I) Du projet de meurtre au suicide conjoint : la trajectoire finale du couple

 

Laurent et Thérèse ont pour habitude de boire une eau sucrée et de ranger la maison avant de se coucher. Cette nuit-là en revanche, ils s’assoient en silence, se préparant à s’assassiner l’un et l’autre. Laurent remarque cette différence et s’interroge “- Eh bien ! Nous ne nous couchons pas ? demanda Laurent qui semblait sortir en sursaut d’un rêve.”

Le point de vue utilisé dans ce passage est celui de Madame Raquin, la tante muette et paralytique de Thérèse, qui est le témoin muet et impuissant des actions du couple : “Madame Raquin, sentant que le dénouement était proche, les regardait avec des yeux fixes et aigus.” Cela nous permet d’apprendre qu’il est impossible de dissimuler complètement un crime et que quelqu’un finira toujours par savoir parce que le sentiment de culpabilité des meurtriers les pousse à changer leur comportement et se lit sur leurs visages. 

Thérèse et Laurent forment un couple fusionnel. Ils ne peuvent se séparer l’un de l’autre et lisent dans les pensées de l’autre : “Ils comprenaient. Chacun d’eux resta glacé en retrouvant sa propre pensée chez son complice. En lisant mutuellement leur secret dessein sur leur visage bouleversé, ils se firent pitié et horreur”.

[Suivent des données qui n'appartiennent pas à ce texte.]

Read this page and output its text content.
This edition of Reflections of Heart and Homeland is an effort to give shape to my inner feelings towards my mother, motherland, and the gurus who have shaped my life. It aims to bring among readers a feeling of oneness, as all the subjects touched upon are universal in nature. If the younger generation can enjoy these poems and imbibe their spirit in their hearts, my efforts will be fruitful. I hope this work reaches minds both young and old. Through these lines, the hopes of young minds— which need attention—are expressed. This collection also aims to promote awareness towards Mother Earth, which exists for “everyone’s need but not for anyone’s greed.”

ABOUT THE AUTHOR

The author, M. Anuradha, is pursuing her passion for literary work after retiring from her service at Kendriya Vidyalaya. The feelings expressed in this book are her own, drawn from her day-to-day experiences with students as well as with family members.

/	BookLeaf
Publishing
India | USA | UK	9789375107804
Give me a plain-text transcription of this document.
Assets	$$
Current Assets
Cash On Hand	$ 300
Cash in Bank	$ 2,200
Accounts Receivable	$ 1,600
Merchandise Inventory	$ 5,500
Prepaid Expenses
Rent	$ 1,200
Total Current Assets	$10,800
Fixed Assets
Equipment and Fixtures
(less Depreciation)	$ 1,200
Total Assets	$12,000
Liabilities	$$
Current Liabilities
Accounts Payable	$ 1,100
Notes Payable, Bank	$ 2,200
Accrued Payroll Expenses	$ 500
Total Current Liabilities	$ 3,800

Les deux époux éprouvent tout d’abord de la haine l’un envers l’autre car ils en viennent à essayer de s’entretuer (“Ils comprenaient. Chacun d’eux resta glacé en retrouvant sa propre pensée chez son complice”), cependant ils finissent par se prendre en pitié parce que leur amour n’est pas mort, il est seulement étouffé par la culpabilité : “En lisant mutuellement leur secret dessein sur leur visage bouleversé, ils se firent pitié et horreur.”

Les deux époux perdent de leur monstruosité lorsqu’ils renoncent au meurtre et sont pris de compassion l’un pour l’autre. Ils s'apprêtaient à s'assassiner sans un mot mais ils renoncent et en viennent aux larmes “Et brusquement Thérèse et Laurent éclatèrent en sanglots. Une crise suprême les brisa, les jeta dans les bras l’un de l’autre, faibles comme des enfants”.

Le double suicide fait office de mariage dans cet extrait car dans la mort ils s’unissent pour la première fois après des annees de haine l’un envers l’autre. Leurs corps tombent l’un sur l’autre comme dans une parodie de Roméo et Juliette.

Laurent et Thérèse possèdent des instincts animaux car ils sont prêts à s'entretuer afin d’assouvir leur haine viscérale de l’autre, ce qui correspond à une vision naturaliste de l’homme. 

La métaphore du coup de foudre est reprise au moment de la mort des deux époux : “Ce fut un éclair. Ils tombèrent l’un sur l’autre, foudroyés, trouvant enfin une consolation dans la mort”. Cette image symbolise la rapidité de leur mort, mais fait aussi référence au coup de foudre originel qu’ils ont eu l’un pour l’autre et qui est à l'origine de leur destin tragique.

Le double suicide est relié au meurtre commis par le biais d’éléments qui renvoient aux caractéristiques du cadavre de Camille: “la cicatrice qu’avaient laissée les dents de Camille”, “tordus, vautrés, éclairés de lueurs jaunâtres”...

 

II) Une scène théâtralisée

 

Madame Raquin prend un rôle de juge dans ce passage, on peut même voir en elle une incarnation du jugement dernier : “Madame Raquin, sentant que le dénouement était proche, les regardait avec des yeux fixes et aigus.”

Zola met en place une ambiance inquiétante dès les premiers en utilisant les champs lexicaux du froid, de la pâleur et du silence qui évoquent la mort :”Lorsqu’ils furent remontés, ce soir-là, ils s’assirent un instant, les yeux vagues, les lèvres pâles. Au bout d’un silence.

Avant le décès des époux, le temps est comme figé dans un espèce de malaise précédant l’action, puis il accélère rapidement lorsqu’ils se mettent à boire le poison (“Ce fut un éclair”) . Finalement, le temps se fige encore après leur mort alors que Madame Raquin, paralysée, regarde leurs cadavres pendant onze heures : “Et, pendant près de douze heures, jusqu’au lendemain vers midi, madame Raquin, froide et muette, les contempla à ses pieds, ne pouvant se rassasier les yeux, les écrasant de regards lourds.”

Les jeux de regards entre les deux époux et madame Raquin symbolisent la tension entre les personnages. Ils montrent que les trois colocataires se comprennent sans parler parce que cela fait trop longtemps qu’ils sont enfermés ensemble. Et de plus, après l’aveu du meurtre fait à madame Raquin à la fois pour soulager leur conscience et torturer la pauvre vieille, il n’y a plus rien à dire. Madame Raquin, paralysée et muette, emportera leur secret dans sa tombe.